NEW DELHI: New York-based cloud infrastructure provider DigitalOcean launched its new datacenter in Bangalore, India.
The company has been growing rapidly — with over 700,000 registered customers globally — by offering simple on demand cloud computing resources.
DigitalOcean will continue to offer a single pricing plan across all of its regions worldwide, including Bangalore. This means SSD enabled cloud servers starting at $5 USD per month, and identical pricing for all additional services like bandwidth, snapshots and beyond.
Bangalore will be DigitalOcean ’ s 8th region globally, following New York, San Francisco, Amsterdam, Singapore, London, Frankfurt, and Toronto.
Today, India is home to the fastest growing ecosystem of startups and entrepreneurs, with approximately 4,000 startups launching this past year. Considering the number of software developers throughout India will grow to over 5 million by the year 2018, the region is one of the most important technology markets in the world. DigitalOcean has hired a local team and has also partnered with NASSCOM ’ s 10,000 Startups initiative to grow and support the startup ecosystem in India.

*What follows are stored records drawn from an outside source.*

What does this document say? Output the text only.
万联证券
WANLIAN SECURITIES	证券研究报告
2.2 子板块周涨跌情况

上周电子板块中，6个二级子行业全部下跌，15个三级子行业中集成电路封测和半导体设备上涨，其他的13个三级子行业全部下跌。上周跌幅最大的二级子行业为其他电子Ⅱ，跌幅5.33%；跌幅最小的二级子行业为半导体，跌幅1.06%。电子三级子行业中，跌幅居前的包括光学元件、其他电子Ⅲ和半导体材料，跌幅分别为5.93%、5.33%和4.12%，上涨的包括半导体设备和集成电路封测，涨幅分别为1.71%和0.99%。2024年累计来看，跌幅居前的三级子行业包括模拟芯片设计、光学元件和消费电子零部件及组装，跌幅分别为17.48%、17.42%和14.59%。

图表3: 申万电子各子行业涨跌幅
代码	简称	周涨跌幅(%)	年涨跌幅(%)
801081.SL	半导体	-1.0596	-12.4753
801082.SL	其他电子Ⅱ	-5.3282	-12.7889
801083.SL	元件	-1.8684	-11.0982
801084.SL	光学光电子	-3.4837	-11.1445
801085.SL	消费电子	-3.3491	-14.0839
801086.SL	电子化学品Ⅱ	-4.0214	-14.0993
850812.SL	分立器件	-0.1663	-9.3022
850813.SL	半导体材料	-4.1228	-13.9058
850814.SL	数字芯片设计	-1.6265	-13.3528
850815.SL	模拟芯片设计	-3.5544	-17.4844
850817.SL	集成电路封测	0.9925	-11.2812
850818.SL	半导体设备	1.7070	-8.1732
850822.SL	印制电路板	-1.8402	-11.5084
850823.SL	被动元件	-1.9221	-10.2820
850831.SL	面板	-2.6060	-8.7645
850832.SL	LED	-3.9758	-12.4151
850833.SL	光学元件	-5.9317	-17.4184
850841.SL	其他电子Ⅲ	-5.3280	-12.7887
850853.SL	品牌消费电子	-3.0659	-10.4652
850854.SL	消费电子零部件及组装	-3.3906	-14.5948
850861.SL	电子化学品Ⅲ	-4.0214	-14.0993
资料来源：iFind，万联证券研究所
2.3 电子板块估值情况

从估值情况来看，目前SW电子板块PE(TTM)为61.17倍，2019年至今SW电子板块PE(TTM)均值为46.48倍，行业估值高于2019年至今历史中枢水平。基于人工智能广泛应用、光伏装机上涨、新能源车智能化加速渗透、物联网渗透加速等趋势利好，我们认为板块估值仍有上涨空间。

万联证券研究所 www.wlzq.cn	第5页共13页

“ India is poised to unleash a tremendous amount of innovation in the next decade. ” said Ben Uretsky, CEO and CoFounder of DigitalOcean. “ We want to empower the next generation of software companies by providing them robust and easy to use cloud infrastructure they need to grow. ” “ DigitalOcean enables us to operate at peak efficiency, ” said Varma Namburi, Lead of IT Operations at V Tiger, the popular open source CRM used by more than 100,000 businesses.
“ We focus on product engineering and innovation, and they take care of the rest," said Namburi.
The Bangalore datacenter will feature DigitalOcean ’ s latest servers and network architecture, which will ensure a consistent and seamless experience for users everywhere regardless of which region they select. DigitalOcean ’ s second datacenter in Asia will enable local service delivery to over a billion people in India alone and improve performance for neighboring users.